Book Review: Jan Smuts Unafraid of Greatness

Richard Steyn

Jonathan Ball

Review: Brian Joss

ENCA News often screens inserts of the man-in-the-street showing off their general knowledge, or lack of it, which mainly seems to be the case. Many didn’t know, for example, when asked, what our national flower is, what animal is depicted on the national team’s rugby jersey, who the new Public Protector is or what the South African cricket team is called.

If you asked people who Jan Smuts was you’d probably get a puzzled look and lots of head-scratching. 

Well, Jan Christian Smuts was one of South Africa’s greatest statesmen. Smuts was an intellectual, a soldier, one of the founders of the League of Nations, and an enigma, especially when it came to race relations where he had a blind spot. Now Richard Steyn, lawyer turned journalist (he was the editor of the Star newspaper in Johannesburg), has put the spotlight on Smuts and tried to unravel the mystery of the man who has largely been ignored by today’s generation.

I don’t think there is even a plaque in Riebeek West where he was born on the family farm, Bovenplaats on May 24 (1870) and I visit that part of the world regularly, especially Riebeek Kasteel. There might be one, but I haven’t seen it. When Smuts was six the family moved to another farm, Klipfontein, about 16km away and it is where he developed a passion for nature. The young Smuts was a sickly child and first went to school, Die Ark, when he was 12 years old. The headmaster, TC Stoffberg, said he was among “the most brilliant of his pupils and one of the hardest working he had ever met”.  Smuts was a close friend of the Boer War heroes, Koos de la Rey and Denys Reitz, one of his mentors who taught him about guerrilla warfare, and he had the ear of Paul Kruger, indeed he served with distinction as a Boer War general. He was also a member of the British War Cabinet during World War 1, and although he and Lord Alfred Milner didn’t see eye-to-eye, to put it mildly, he helped his nemesis engineer the defeat of the German Kaiser, in the then South West Africa (Namibia).  

Smuts was nothing if not prescient: he supported the integration of South Africa into the British Empire, not because he loved the British, but he knew that economically it made sense and he also helped found the Union of South Africa on May 31, 1910, which 100 years later went largely unmarked: it was just another day in the life of…

Smuts played a huge role in the creation of modern South Africa.
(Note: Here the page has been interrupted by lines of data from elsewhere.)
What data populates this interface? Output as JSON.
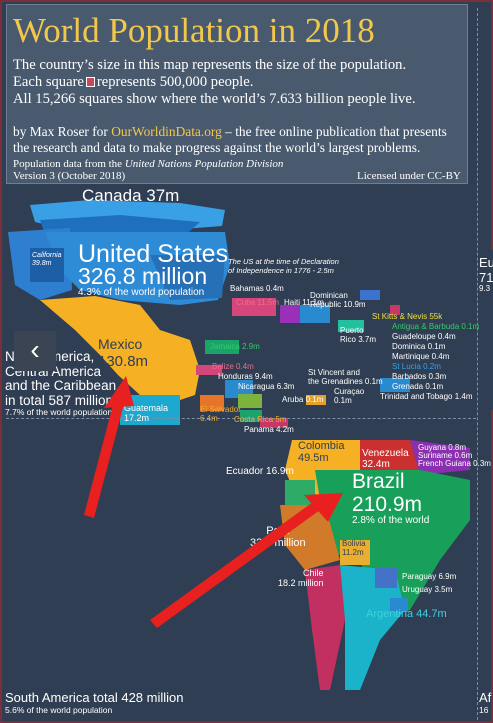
{
  "header": {
    "title": "World Population in 2018",
    "line1": "The country’s size in this map represents the size of the population.",
    "line2a": "Each square",
    "line2b": "represents 500,000 people.",
    "line3": "All 15,266 squares show where the world’s 7.633 billion people live.",
    "byline_a": "by Max Roser for",
    "byline_link": "OurWorldinData.org",
    "byline_b": "– the free online publication that presents",
    "byline_line2": "the research and data to make progress against the world’s largest problems.",
    "source_a": "Population data from the",
    "source_b": "United Nations Population Division",
    "version": "Version 3 (October 2018)",
    "license": "Licensed under CC-BY"
  },
  "labels": {
    "canada": "Canada 37m",
    "california": "California\n39.8m",
    "us_name": "United States",
    "us_pop": "326.8 million",
    "us_share": "4.3% of the world population",
    "us_note": "The US at the time of Declaration\nof Independence in 1776 - 2.5m",
    "bahamas": "Bahamas 0.4m",
    "cuba": "Cuba 11.5m",
    "haiti": "Haiti 11.1m",
    "dominican": "Dominican\nRepublic 10.9m",
    "puerto": "Puerto\nRico 3.7m",
    "stkitts": "St Kitts & Nevis 55k",
    "antigua": "Antigua & Barbuda 0.1m",
    "guadeloupe": "Guadeloupe 0.4m",
    "dominica": "Dominica 0.1m",
    "martinique": "Martinique 0.4m",
    "stlucia": "St Lucia 0.2m",
    "barbados": "Barbados 0.3m",
    "grenada": "Grenada 0.1m",
    "trinidad": "Trinidad and Tobago 1.4m",
    "stvincent": "St Vincent and\nthe Grenadines 0.1m",
    "curacao": "Curaçao\n0.1m",
    "aruba": "Aruba 0.1m",
    "jamaica": "Jamaica 2.9m",
    "belize": "Belize 0.4m",
    "honduras": "Honduras 9.4m",
    "nicaragua": "Nicaragua 6.3m",
    "elsalvador": "El Salvador\n6.4m",
    "costarica": "Costa Rica 5m",
    "panama": "Panama 4.2m",
    "guatemala": "Guatemala\n17.2m",
    "mexico_name": "Mexico",
    "mexico_pop": "130.8m",
    "na_title": "North America,\nCentral America\nand the Caribbean\nin total 587 million",
    "na_share": "7.7% of the world population",
    "venezuela": "Venezuela\n32.4m",
    "guyana": "Guyana 0.8m",
    "suriname": "Suriname 0.6m",
    "frguiana": "French Guiana 0.3m",
    "colombia": "Colombia\n49.5m",
    "ecuador": "Ecuador 16.9m",
    "brazil_name": "Brazil",
    "brazil_pop": "210.9m",
    "brazil_share": "2.8% of the world",
    "peru": "Peru\n32.6 million",
    "bolivia": "Bolivia\n11.2m",
    "chile": "Chile\n18.2 million",
    "paraguay": "Paraguay 6.9m",
    "uruguay": "Uruguay 3.5m",
    "argentina": "Argentina 44.7m",
    "sa_title": "South America total 428 million",
    "sa_share": "5.6% of the world population",
    "eu_partial": "Eu",
    "eu_num": "71",
    "eu_pct": "9.3",
    "af_partial": "Af",
    "af_num": "16"
  },
  "nav": {
    "back_icon": "chevron-left-icon",
    "back_glyph": "‹"
  },
  "colors": {
    "background": "#2f3e52",
    "title": "#f2c84b",
    "usa": "#2e8bd6",
    "canada": "#3aa0e6",
    "mexico": "#f5b024",
    "brazil": "#18a05a",
    "colombia": "#f5b024",
    "argentina": "#1bb3c9",
    "arrow": "#e8201f"
  }
}
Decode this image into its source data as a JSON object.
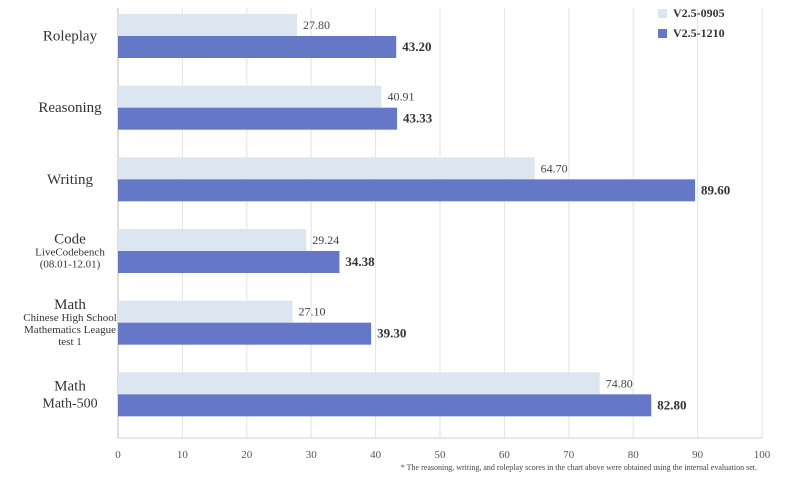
{
  "chart_data": {
    "type": "bar",
    "orientation": "horizontal",
    "categories": [
      {
        "label": "Roleplay",
        "sublabel": []
      },
      {
        "label": "Reasoning",
        "sublabel": []
      },
      {
        "label": "Writing",
        "sublabel": []
      },
      {
        "label": "Code",
        "sublabel": [
          "LiveCodebench",
          "(08.01-12.01)"
        ]
      },
      {
        "label": "Math",
        "sublabel": [
          "Chinese High School",
          "Mathematics League",
          "test 1"
        ]
      },
      {
        "label": "Math",
        "sublabel": [
          "Math-500"
        ]
      }
    ],
    "series": [
      {
        "name": "V2.5-0905",
        "color": "#dce6f1",
        "values": [
          27.8,
          40.91,
          64.7,
          29.24,
          27.1,
          74.8
        ],
        "labels": [
          "27.80",
          "40.91",
          "64.70",
          "29.24",
          "27.10",
          "74.80"
        ]
      },
      {
        "name": "V2.5-1210",
        "color": "#6578c8",
        "values": [
          43.2,
          43.33,
          89.6,
          34.38,
          39.3,
          82.8
        ],
        "labels": [
          "43.20",
          "43.33",
          "89.60",
          "34.38",
          "39.30",
          "82.80"
        ]
      }
    ],
    "xlim": [
      0,
      100
    ],
    "xticks": [
      "0",
      "10",
      "20",
      "30",
      "40",
      "50",
      "60",
      "70",
      "80",
      "90",
      "100"
    ],
    "grid": true,
    "legend_position": "top-right",
    "footnote": "* The reasoning, writing, and roleplay scores in the chart above were obtained using the internal evaluation set."
  }
}
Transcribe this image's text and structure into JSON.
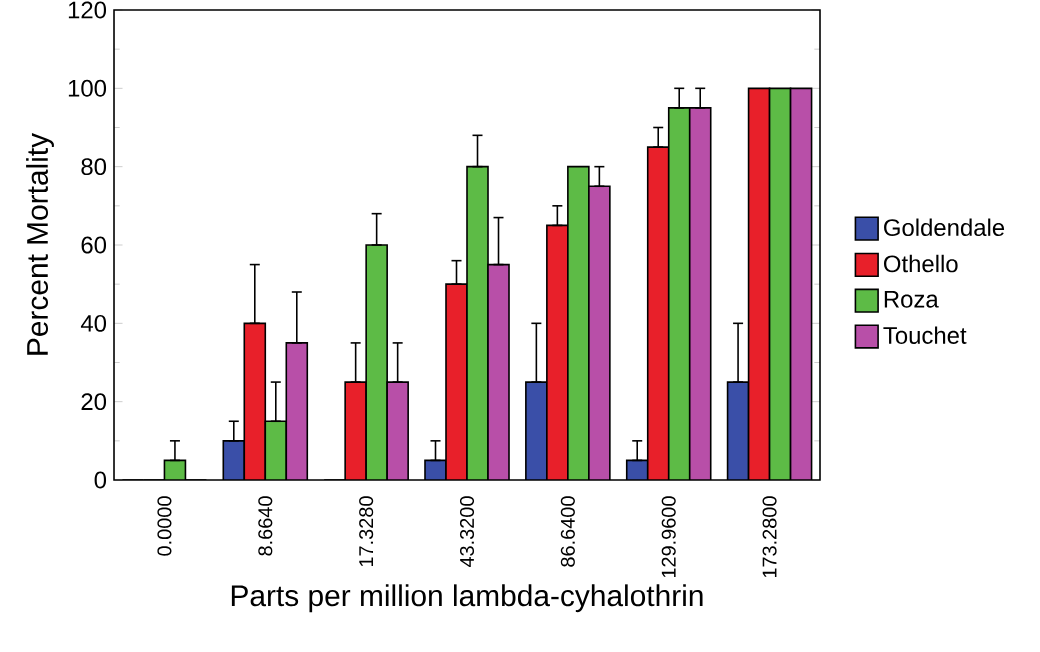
{
  "chart_data": {
    "type": "bar",
    "xlabel": "Parts per million lambda-cyhalothrin",
    "ylabel": "Percent Mortality",
    "categories": [
      "0.0000",
      "8.6640",
      "17.3280",
      "43.3200",
      "86.6400",
      "129.9600",
      "173.2800"
    ],
    "series": [
      {
        "name": "Goldendale",
        "color": "#3a4fa8",
        "values": [
          0,
          10,
          0,
          5,
          25,
          5,
          25
        ],
        "errors": [
          null,
          [
            10,
            15
          ],
          null,
          [
            5,
            10
          ],
          [
            25,
            40
          ],
          [
            5,
            10
          ],
          [
            25,
            40
          ]
        ]
      },
      {
        "name": "Othello",
        "color": "#e8202a",
        "values": [
          0,
          40,
          25,
          50,
          65,
          85,
          100
        ],
        "errors": [
          null,
          [
            40,
            55
          ],
          [
            25,
            35
          ],
          [
            50,
            56
          ],
          [
            65,
            70
          ],
          [
            85,
            90
          ],
          null
        ]
      },
      {
        "name": "Roza",
        "color": "#5dbb46",
        "values": [
          5,
          15,
          60,
          80,
          80,
          95,
          100
        ],
        "errors": [
          [
            5,
            10
          ],
          [
            15,
            25
          ],
          [
            60,
            68
          ],
          [
            80,
            88
          ],
          null,
          [
            95,
            100
          ],
          null
        ]
      },
      {
        "name": "Touchet",
        "color": "#b84fa8",
        "values": [
          0,
          35,
          25,
          55,
          75,
          95,
          100
        ],
        "errors": [
          null,
          [
            35,
            48
          ],
          [
            25,
            35
          ],
          [
            55,
            67
          ],
          [
            75,
            80
          ],
          [
            95,
            100
          ],
          null
        ]
      }
    ],
    "ylim": [
      0,
      120
    ],
    "yticks": [
      0,
      20,
      40,
      60,
      80,
      100,
      120
    ],
    "legend": "right",
    "grid": false
  }
}
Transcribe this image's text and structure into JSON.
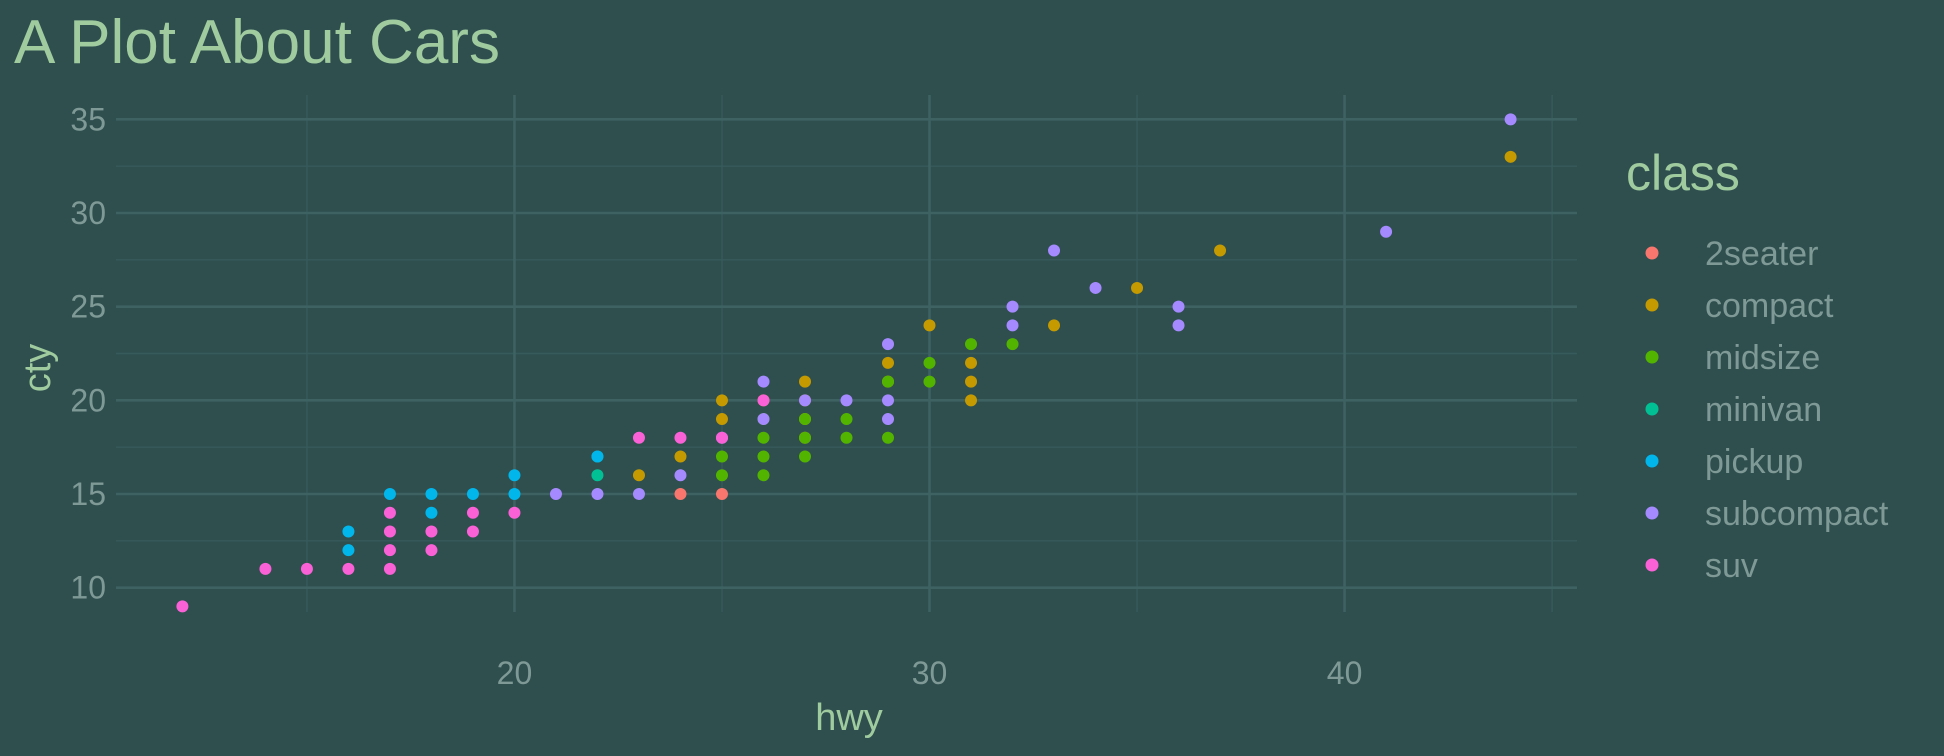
{
  "chart_data": {
    "type": "scatter",
    "title": "A Plot About Cars",
    "xlabel": "hwy",
    "ylabel": "cty",
    "xlim": [
      10.4,
      45.6
    ],
    "ylim": [
      8.7,
      36.3
    ],
    "x_ticks": [
      20,
      30,
      40
    ],
    "y_ticks": [
      10,
      15,
      20,
      25,
      30,
      35
    ],
    "grid": true,
    "legend": {
      "title": "class",
      "position": "right",
      "entries": [
        {
          "name": "2seater",
          "color": "#F8766D"
        },
        {
          "name": "compact",
          "color": "#C49A00"
        },
        {
          "name": "midsize",
          "color": "#53B400"
        },
        {
          "name": "minivan",
          "color": "#00C094"
        },
        {
          "name": "pickup",
          "color": "#00B6EB"
        },
        {
          "name": "subcompact",
          "color": "#A58AFF"
        },
        {
          "name": "suv",
          "color": "#FB61D7"
        }
      ]
    },
    "series": [
      {
        "name": "2seater",
        "color": "#F8766D",
        "points": [
          [
            24,
            15
          ],
          [
            25,
            15
          ]
        ]
      },
      {
        "name": "compact",
        "color": "#C49A00",
        "points": [
          [
            23,
            16
          ],
          [
            24,
            17
          ],
          [
            25,
            19
          ],
          [
            25,
            20
          ],
          [
            26,
            20
          ],
          [
            27,
            21
          ],
          [
            27,
            20
          ],
          [
            27,
            19
          ],
          [
            27,
            18
          ],
          [
            29,
            22
          ],
          [
            29,
            21
          ],
          [
            30,
            24
          ],
          [
            31,
            22
          ],
          [
            31,
            21
          ],
          [
            31,
            20
          ],
          [
            33,
            24
          ],
          [
            35,
            26
          ],
          [
            37,
            28
          ],
          [
            44,
            33
          ]
        ]
      },
      {
        "name": "midsize",
        "color": "#53B400",
        "points": [
          [
            25,
            16
          ],
          [
            25,
            17
          ],
          [
            26,
            16
          ],
          [
            26,
            17
          ],
          [
            26,
            18
          ],
          [
            26,
            19
          ],
          [
            27,
            17
          ],
          [
            27,
            18
          ],
          [
            27,
            19
          ],
          [
            28,
            18
          ],
          [
            28,
            19
          ],
          [
            29,
            18
          ],
          [
            29,
            21
          ],
          [
            30,
            21
          ],
          [
            30,
            22
          ],
          [
            31,
            23
          ],
          [
            32,
            23
          ]
        ]
      },
      {
        "name": "minivan",
        "color": "#00C094",
        "points": [
          [
            22,
            16
          ],
          [
            22,
            17
          ]
        ]
      },
      {
        "name": "pickup",
        "color": "#00B6EB",
        "points": [
          [
            16,
            12
          ],
          [
            16,
            13
          ],
          [
            17,
            15
          ],
          [
            18,
            14
          ],
          [
            18,
            15
          ],
          [
            19,
            15
          ],
          [
            20,
            15
          ],
          [
            20,
            16
          ],
          [
            22,
            17
          ]
        ]
      },
      {
        "name": "subcompact",
        "color": "#A58AFF",
        "points": [
          [
            21,
            15
          ],
          [
            22,
            15
          ],
          [
            23,
            15
          ],
          [
            24,
            16
          ],
          [
            25,
            18
          ],
          [
            26,
            19
          ],
          [
            26,
            21
          ],
          [
            27,
            20
          ],
          [
            28,
            20
          ],
          [
            29,
            19
          ],
          [
            29,
            20
          ],
          [
            29,
            23
          ],
          [
            32,
            24
          ],
          [
            32,
            25
          ],
          [
            33,
            28
          ],
          [
            34,
            26
          ],
          [
            36,
            24
          ],
          [
            36,
            25
          ],
          [
            41,
            29
          ],
          [
            44,
            35
          ]
        ]
      },
      {
        "name": "suv",
        "color": "#FB61D7",
        "points": [
          [
            12,
            9
          ],
          [
            14,
            11
          ],
          [
            15,
            11
          ],
          [
            16,
            11
          ],
          [
            17,
            11
          ],
          [
            17,
            12
          ],
          [
            17,
            13
          ],
          [
            17,
            14
          ],
          [
            18,
            12
          ],
          [
            18,
            13
          ],
          [
            19,
            13
          ],
          [
            19,
            14
          ],
          [
            20,
            14
          ],
          [
            23,
            18
          ],
          [
            24,
            18
          ],
          [
            25,
            18
          ],
          [
            26,
            20
          ]
        ]
      }
    ]
  }
}
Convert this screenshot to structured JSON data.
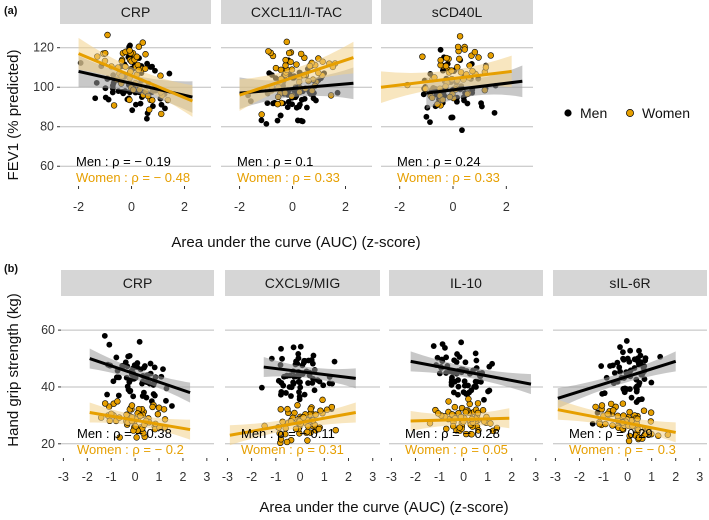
{
  "colors": {
    "men": "#000000",
    "women": "#E69F00",
    "men_band": "#9a9a9a",
    "women_band": "#f3d28a",
    "strip": "#d6d6d6",
    "grid": "#bdbdbd"
  },
  "legend": {
    "men": "Men",
    "women": "Women"
  },
  "rows": [
    {
      "tag": "(a)",
      "ylabel": "FEV1 (% predicted)",
      "xlabel": "Area under the curve (AUC) (z-score)",
      "ylim": [
        50,
        132
      ],
      "yticks": [
        60,
        80,
        100,
        120
      ],
      "xlim": [
        -2.7,
        3.0
      ],
      "xticks": [
        -2,
        0,
        2
      ]
    },
    {
      "tag": "(b)",
      "ylabel": "Hand grip strength (kg)",
      "xlabel": "Area under the curve (AUC) (z-score)",
      "ylim": [
        15,
        72
      ],
      "yticks": [
        20,
        40,
        60
      ],
      "xlim": [
        -3.1,
        3.3
      ],
      "xticks": [
        -3,
        -2,
        -1,
        0,
        1,
        2,
        3
      ]
    }
  ],
  "chart_data": [
    {
      "type": "scatter",
      "row": 0,
      "title": "CRP",
      "men_rho_text": "Men :  ρ = − 0.19",
      "women_rho_text": "Women :  ρ = − 0.48",
      "men_fit": [
        [
          -2,
          108
        ],
        [
          2.3,
          95
        ]
      ],
      "women_fit": [
        [
          -2,
          117
        ],
        [
          2.3,
          93
        ]
      ],
      "seed": 11,
      "men_n": 65,
      "women_n": 55,
      "men_center": 101,
      "women_center": 104,
      "men_sd": 14,
      "women_sd": 14
    },
    {
      "type": "scatter",
      "row": 0,
      "title": "CXCL11/I-TAC",
      "men_rho_text": "Men :  ρ = 0.1",
      "women_rho_text": "Women :  ρ = 0.33",
      "men_fit": [
        [
          -2,
          97
        ],
        [
          2.3,
          102
        ]
      ],
      "women_fit": [
        [
          -2,
          96
        ],
        [
          2.3,
          115
        ]
      ],
      "seed": 23,
      "men_n": 65,
      "women_n": 55,
      "men_center": 100,
      "women_center": 105,
      "men_sd": 14,
      "women_sd": 14
    },
    {
      "type": "scatter",
      "row": 0,
      "title": "sCD40L",
      "men_rho_text": "Men :  ρ = 0.24",
      "women_rho_text": "Women :  ρ = 0.33",
      "men_fit": [
        [
          -1,
          97
        ],
        [
          2.6,
          103
        ]
      ],
      "women_fit": [
        [
          -2.7,
          100
        ],
        [
          2.2,
          108
        ]
      ],
      "seed": 37,
      "men_n": 65,
      "women_n": 55,
      "men_center": 101,
      "women_center": 104,
      "men_sd": 14,
      "women_sd": 13
    },
    {
      "type": "scatter",
      "row": 1,
      "title": "CRP",
      "men_rho_text": "Men :  ρ = − 0.38",
      "women_rho_text": "Women :  ρ = − 0.2",
      "men_fit": [
        [
          -1.9,
          50
        ],
        [
          2.3,
          38
        ]
      ],
      "women_fit": [
        [
          -1.9,
          31
        ],
        [
          2.3,
          25
        ]
      ],
      "seed": 51,
      "men_n": 65,
      "women_n": 60,
      "men_center": 44,
      "women_center": 28,
      "men_sd": 8,
      "women_sd": 5
    },
    {
      "type": "scatter",
      "row": 1,
      "title": "CXCL9/MIG",
      "men_rho_text": "Men :  ρ = − 0.11",
      "women_rho_text": "Women :  ρ = 0.31",
      "men_fit": [
        [
          -1.5,
          47
        ],
        [
          2.3,
          43
        ]
      ],
      "women_fit": [
        [
          -2.9,
          23
        ],
        [
          2.3,
          31
        ]
      ],
      "seed": 67,
      "men_n": 65,
      "women_n": 60,
      "men_center": 44,
      "women_center": 28,
      "men_sd": 8,
      "women_sd": 5
    },
    {
      "type": "scatter",
      "row": 1,
      "title": "IL-10",
      "men_rho_text": "Men :  ρ = − 0.28",
      "women_rho_text": "Women :  ρ = 0.05",
      "men_fit": [
        [
          -2.2,
          49
        ],
        [
          2.8,
          41
        ]
      ],
      "women_fit": [
        [
          -2.2,
          28
        ],
        [
          1.9,
          29
        ]
      ],
      "seed": 79,
      "men_n": 65,
      "women_n": 60,
      "men_center": 44,
      "women_center": 28,
      "men_sd": 8,
      "women_sd": 5
    },
    {
      "type": "scatter",
      "row": 1,
      "title": "sIL-6R",
      "men_rho_text": "Men :  ρ = 0.29",
      "women_rho_text": "Women :  ρ = − 0.3",
      "men_fit": [
        [
          -2.9,
          36
        ],
        [
          2.0,
          49
        ]
      ],
      "women_fit": [
        [
          -2.9,
          32
        ],
        [
          2.0,
          24
        ]
      ],
      "seed": 97,
      "men_n": 65,
      "women_n": 60,
      "men_center": 44,
      "women_center": 28,
      "men_sd": 8,
      "women_sd": 5
    }
  ]
}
But he was a paradox and some of the decisions he made are still being felt in the country today.  Smuts didn’t do much to stop the National Party from winning in 1948. One problem was the fact that the constituencies were unfairly weighted in favour of whites. In the future the National Party would also keep the constituencies weighted in their favour. It was called gerrymandering.

Smuts failed to get to grips with the “native” question which he believed should be dealt with “some time in the future”. And that was probably the biggest stain on an otherwise brilliant career. He managed to avoid dealing with the problem mainly because Europe and America did not believe that a universal franchise for colonised people was feasible. It was only in the aftermath of World War II and the Holocaust that people were able to understand what happens when racism goes unchecked.

Steyn, clearly an admirer of the man, has done an excellent job of unravelling the enigma of Smuts, warts and all. The book in two parts: the first half is about the Life and Times, starting with the “Oubaas’s” funeral, the day before he would have turned 80, when 300 000 mourners lined the streets to pay homage to him and ending with the Last Climb when Smuts was elected Vice-Chancellor at his Alma Mater, Cambridge University.

The second half of the book looks at Smuts the man, his wife Isie, and the forces that shaped him and his beliefs. There are several black and white historical images of Smuts and the people he interacted with during his long career. There have been several books about Smuts (some of which I’ve read including Keith Hancock’s two volume work, The Sanguine Years and Fields of Force, some years ago, that I found boring and tortuous), and which Steyn refers to a few times.

Steyn has done an excellent job with Jan Smuts Unafraid of Greatness. It has been written like an in-depth news feature and  goes a long way to unravelling the paradox that Smuts was. It should be required reading at schools and universities.